Antiderivative of e^-x & cos(mx): Discover the Solutions Here!

[sapiental]

antiderivative of e^-x

I get -e^-x

antiderivative of cos(mx) where m is a constant

I get \frac {1}{m} \sin x

Please let me know if my attempts are correct. Thanks a lot!

 

[quasar987]

If you can calculate an ordinary derivative, you can always check whether the anti derivative you found is correct. For instance,

\frac{d}{dx}(-e^{-x}) = (-1)(-e^{-x})=e^{-x}

So your antiderivative is correct. Actually, the most general antiderivative to e^-x is -e^-x + C, where C is a constant. Do you see why?

 

[sapiental]

because the constant C changes the y value by a certain amount moving the functuion vertically on the graph?
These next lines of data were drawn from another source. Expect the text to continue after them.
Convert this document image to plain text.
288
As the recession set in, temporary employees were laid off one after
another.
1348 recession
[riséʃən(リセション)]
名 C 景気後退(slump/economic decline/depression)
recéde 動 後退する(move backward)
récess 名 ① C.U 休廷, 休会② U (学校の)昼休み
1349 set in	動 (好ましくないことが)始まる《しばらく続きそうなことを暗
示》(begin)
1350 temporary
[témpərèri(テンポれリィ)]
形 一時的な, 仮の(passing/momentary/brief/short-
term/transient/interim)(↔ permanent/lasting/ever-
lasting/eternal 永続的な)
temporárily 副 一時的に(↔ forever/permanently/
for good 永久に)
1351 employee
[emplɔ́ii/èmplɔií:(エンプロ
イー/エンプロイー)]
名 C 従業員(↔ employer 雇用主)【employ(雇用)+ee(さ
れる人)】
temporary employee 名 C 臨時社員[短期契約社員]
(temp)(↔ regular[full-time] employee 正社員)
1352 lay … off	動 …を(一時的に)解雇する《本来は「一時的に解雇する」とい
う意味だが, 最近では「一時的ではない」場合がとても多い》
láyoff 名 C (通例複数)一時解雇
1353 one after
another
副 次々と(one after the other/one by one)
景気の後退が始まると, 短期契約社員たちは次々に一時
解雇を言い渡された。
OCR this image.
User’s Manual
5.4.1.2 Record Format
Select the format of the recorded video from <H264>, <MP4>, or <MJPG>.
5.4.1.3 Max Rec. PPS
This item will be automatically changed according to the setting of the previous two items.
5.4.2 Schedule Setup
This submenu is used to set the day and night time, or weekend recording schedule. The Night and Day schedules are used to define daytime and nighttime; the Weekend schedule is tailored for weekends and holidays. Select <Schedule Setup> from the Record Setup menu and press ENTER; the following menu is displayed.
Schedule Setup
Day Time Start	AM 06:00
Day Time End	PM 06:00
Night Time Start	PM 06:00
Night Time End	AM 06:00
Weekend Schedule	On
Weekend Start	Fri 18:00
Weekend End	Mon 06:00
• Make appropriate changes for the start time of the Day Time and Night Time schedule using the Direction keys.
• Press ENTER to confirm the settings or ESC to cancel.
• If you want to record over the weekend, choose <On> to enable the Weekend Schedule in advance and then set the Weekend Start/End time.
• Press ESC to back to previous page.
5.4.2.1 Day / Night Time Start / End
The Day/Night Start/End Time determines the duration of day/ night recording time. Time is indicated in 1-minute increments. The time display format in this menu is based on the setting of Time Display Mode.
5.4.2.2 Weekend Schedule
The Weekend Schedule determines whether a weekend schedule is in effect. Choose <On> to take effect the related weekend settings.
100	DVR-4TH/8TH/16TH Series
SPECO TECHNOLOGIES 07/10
This is what I know of the top of my head and am not quite sure how it relates to your question though.

 

[quasar987]

An antiderivative of a function f(x) is a function F(x) such that F'(x) = f(x). Is that your definition of antiderivative also? If it is, then suppose you found just such an antiderivative F(x). Then F(x) + C is also an anti derivative of f(x) because

\frac{d}{dx}(F(x)+C) = F'(x) + \frac{d}{dx}C = F'(x) + 0 =f(x)